También tendríamos que trabajar en darle al sistema interamericano mayor ayuda financiera. Eso nos obliga a todos a redoblar esfuerzos para encontrar soluciones de largo plazo que aseguren las finanzas del sistema. México ha participado activamente en este proceso y ha aumentado sus cuotas voluntarias a la comisión y a la corte, de manera permanente, en los últimos años.
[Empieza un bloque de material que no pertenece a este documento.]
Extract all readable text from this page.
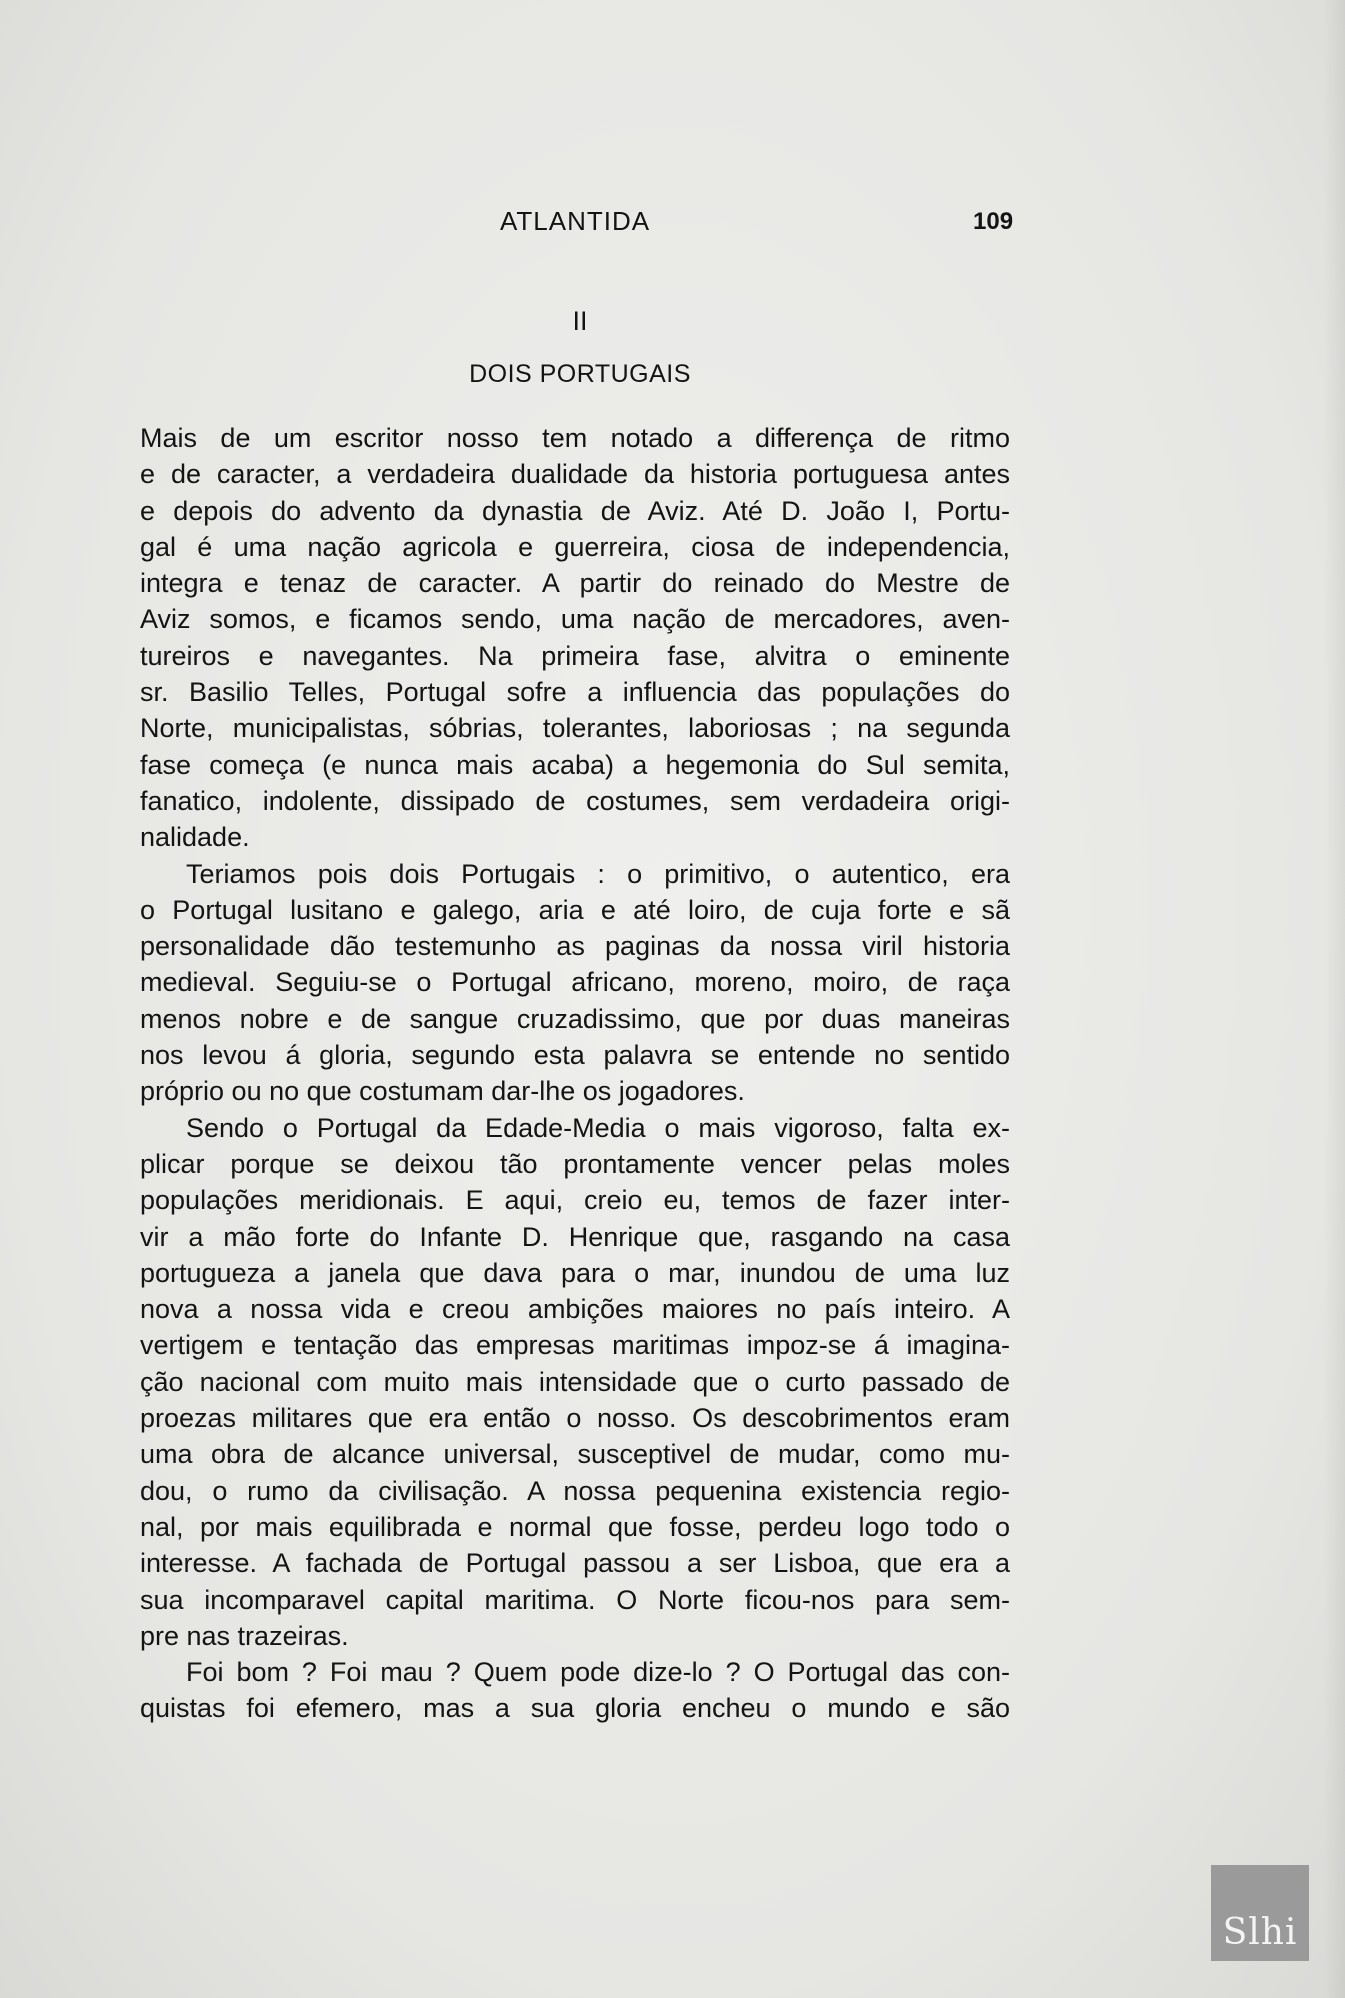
ATLANTIDA	109
II
DOIS PORTUGAIS
Mais de um escritor nosso tem notado a differença de ritmo
e de caracter, a verdadeira dualidade da historia portuguesa antes
e depois do advento da dynastia de Aviz. Até D. João I, Portu-
gal é uma nação agricola e guerreira, ciosa de independencia,
integra e tenaz de caracter. A partir do reinado do Mestre de
Aviz somos, e ficamos sendo, uma nação de mercadores, aven-
tureiros e navegantes. Na primeira fase, alvitra o eminente
sr. Basilio Telles, Portugal sofre a influencia das populações do
Norte, municipalistas, sóbrias, tolerantes, laboriosas ; na segunda
fase começa (e nunca mais acaba) a hegemonia do Sul semita,
fanatico, indolente, dissipado de costumes, sem verdadeira origi-
nalidade.
Teriamos pois dois Portugais : o primitivo, o autentico, era
o Portugal lusitano e galego, aria e até loiro, de cuja forte e sã
personalidade dão testemunho as paginas da nossa viril historia
medieval. Seguiu-se o Portugal africano, moreno, moiro, de raça
menos nobre e de sangue cruzadissimo, que por duas maneiras
nos levou á gloria, segundo esta palavra se entende no sentido
próprio ou no que costumam dar-lhe os jogadores.
Sendo o Portugal da Edade-Media o mais vigoroso, falta ex-
plicar porque se deixou tão prontamente vencer pelas moles
populações meridionais. E aqui, creio eu, temos de fazer inter-
vir a mão forte do Infante D. Henrique que, rasgando na casa
portugueza a janela que dava para o mar, inundou de uma luz
nova a nossa vida e creou ambições maiores no país inteiro. A
vertigem e tentação das empresas maritimas impoz-se á imagina-
ção nacional com muito mais intensidade que o curto passado de
proezas militares que era então o nosso. Os descobrimentos eram
uma obra de alcance universal, susceptivel de mudar, como mu-
dou, o rumo da civilisação. A nossa pequenina existencia regio-
nal, por mais equilibrada e normal que fosse, perdeu logo todo o
interesse. A fachada de Portugal passou a ser Lisboa, que era a
sua incomparavel capital maritima. O Norte ficou-nos para sem-
pre nas trazeiras.
Foi bom ? Foi mau ? Quem pode dize-lo ? O Portugal das con-
quistas foi efemero, mas a sua gloria encheu o mundo e são
Slhi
Otro gran reto para el sistema es que sus recomendaciones y sus fallos se observen. Ahí también México ha sido pionero y es menester así reconocer. Hemos fortalecido nuestros mecanismos de diálogo e interacción entre la administración pública federal, los poderes del Estado y las entidades federativas. Y así hemos podido progresar en calidad y tiempo en el cumplimiento de las decisiones y de la reacción pronta y precisa frente a la emisión de medias cautelares ante casos de emergencia.

En el marco de la comisión, hemos celebrado 23 acuerdos de solución amistosa para reparar a las víctimas de violaciones de derechos humanos. Esta es una vía clara que demuestra la voluntad de beneficiar principalmente a las víctimas y sobre la cual México espera lograr más acuerdos supervisados por la comisión.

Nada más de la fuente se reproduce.